Hepatitis: Berasain C

Berasain C, Castillo J, Perugorria MJ, Latasa MU, Prieto J, Avila MA. · Division of Hepatology and Gene Therapy, CIMA-Universidad de Navarra, Pamplona, Spain. · Ann N Y Acad Sci. · Pubmed #19250206 No free full text.

Abstract: A connection between inflammation and cancer has been long suspected. Epidemiological studies have established that many tumors occur in association with chronic infectious diseases, and it is also known that persistent inflammation in the absence of infections increases the risk and accelerates the development of cancer. One clear example of inflammation-related cancer is hepatocellular carcinoma (HCC). HCC is a type tumor that slowly unfolds on a background of chronic inflammation mainly triggered by exposure to infectious agents (hepatotropic viruses) or to toxic compounds (ethanol). The molecular links that connect inflammation and cancer are not completely known, but evidences gathered over the past few years are beginning to define the precise mechanisms. In this article we review the most compelling evidences on the role of transcription factors such as NF-kappaB and STAT3, cytokines like IL-6 and IL-1alpha, ligands of the EGF receptor and other inflammatory mediators in cancer development, with special emphasis in HCC. The molecular dissection of the pathways connecting the inflammatory reaction and neoplasia will pave the way for better therapies to treat cancers.

Berasain C, Castillo J, Prieto J, Avila MA. · Division of Hepatology and Gene Therapy, CIMA, Universidad de Navarra, Pamplona, Spain. · Liver Int. · Pubmed #17311611 No free full text.

Abstract: Hepatocellular carcinoma (HCC) is a major cause of cancer-related deaths. This malignancy is often diagnosed at an advanced state, when most potentially curative therapies are of limited efficacy. In addition, HCC is a type of tumor highly resistant to available chemotherapeutic agents, which leaves HCC patients with no effective therapeutic options and a poor prognosis. From a molecular perspective, HCC is a heterogeneous type of tumor. However, in most cases, HCC emerges on a background of persistent liver injury, inflammation and hepatocellular proliferation, which is characteristic of chronic hepatitis and cirrhosis. Recent studies have revealed that dysregulation of a limited number of growth and survival-related pathways can play a key role in HCC development. The epidermal growth factor receptor (ErbB1) can be bound and activated by a broad family of ligands, and can also engage in extensive cross talk with other signaling pathways.
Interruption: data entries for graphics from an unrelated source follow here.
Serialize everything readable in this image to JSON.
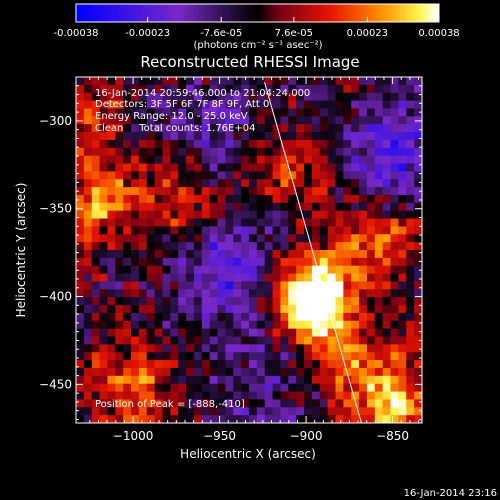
{
  "colorbar": {
    "tick_labels": [
      "-0.00038",
      "-0.00023",
      "-7.6e-05",
      "7.6e-05",
      "0.00023",
      "0.00038"
    ],
    "tick_values": [
      -0.00038,
      -0.00023,
      -7.6e-05,
      7.6e-05,
      0.00023,
      0.00038
    ],
    "range": [
      -0.00038,
      0.00038
    ],
    "unit_label": "(photons cm⁻² s⁻¹ asec⁻²)"
  },
  "chart_data": {
    "type": "heatmap",
    "title": "Reconstructed RHESSI Image",
    "xlabel": "Heliocentric X (arcsec)",
    "ylabel": "Heliocentric Y (arcsec)",
    "xlim": [
      -1033,
      -833
    ],
    "ylim": [
      -472,
      -275
    ],
    "x_ticks": [
      -1000,
      -950,
      -900,
      -850
    ],
    "x_tick_labels": [
      "−1000",
      "−950",
      "−900",
      "−850"
    ],
    "y_ticks": [
      -300,
      -350,
      -400,
      -450
    ],
    "y_tick_labels": [
      "−300",
      "−350",
      "−400",
      "−450"
    ],
    "annotations": [
      "16-Jan-2014 20:59:46.000 to 21:04:24.000",
      "Detectors: 3F 5F 6F 7F 8F 9F, Att 0",
      "Energy Range: 12.0 - 25.0 keV",
      "Clean     Total counts: 1.76E+04"
    ],
    "peak_label": "Position of Peak = [-888,-410]",
    "peak": [
      -888,
      -410
    ],
    "limb_line": [
      [
        -924,
        -278
      ],
      [
        -868,
        -472
      ]
    ],
    "sources": [
      {
        "x": -893,
        "y": -408,
        "intensity": 1.0
      },
      {
        "x": -900,
        "y": -395,
        "intensity": 0.85
      },
      {
        "x": -850,
        "y": -460,
        "intensity": 0.85
      },
      {
        "x": -1020,
        "y": -345,
        "intensity": 0.7
      },
      {
        "x": -1000,
        "y": -450,
        "intensity": 0.65
      },
      {
        "x": -860,
        "y": -368,
        "intensity": 0.7
      },
      {
        "x": -975,
        "y": -345,
        "intensity": 0.55
      },
      {
        "x": -870,
        "y": -440,
        "intensity": 0.55
      },
      {
        "x": -1025,
        "y": -300,
        "intensity": 0.45
      },
      {
        "x": -905,
        "y": -330,
        "intensity": 0.45
      }
    ],
    "negative_regions": [
      {
        "x": -945,
        "y": -385,
        "intensity": 0.9
      },
      {
        "x": -850,
        "y": -320,
        "intensity": 0.9
      },
      {
        "x": -960,
        "y": -300,
        "intensity": 0.5
      },
      {
        "x": -920,
        "y": -450,
        "intensity": 0.45
      }
    ]
  },
  "timestamp": "16-Jan-2014 23:16"
}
This system is considered as an important defense mechanism for the liver during acute tissue injury; however, accumulating evidences suggest that its chronic stimulation can participate in the neoplastic conversion of the liver. Agents that target the ErbB1 receptor have shown antineoplastic activity in other types of tumors, but their efficacy either alone or in combination with other compounds has just started to be tested in experimental and human HCC. Here, we review the evidences that support the involvement of the ErbB1 in HCC development and that provide a rationale for ErbB1 targeting in HCC prevention and treatment.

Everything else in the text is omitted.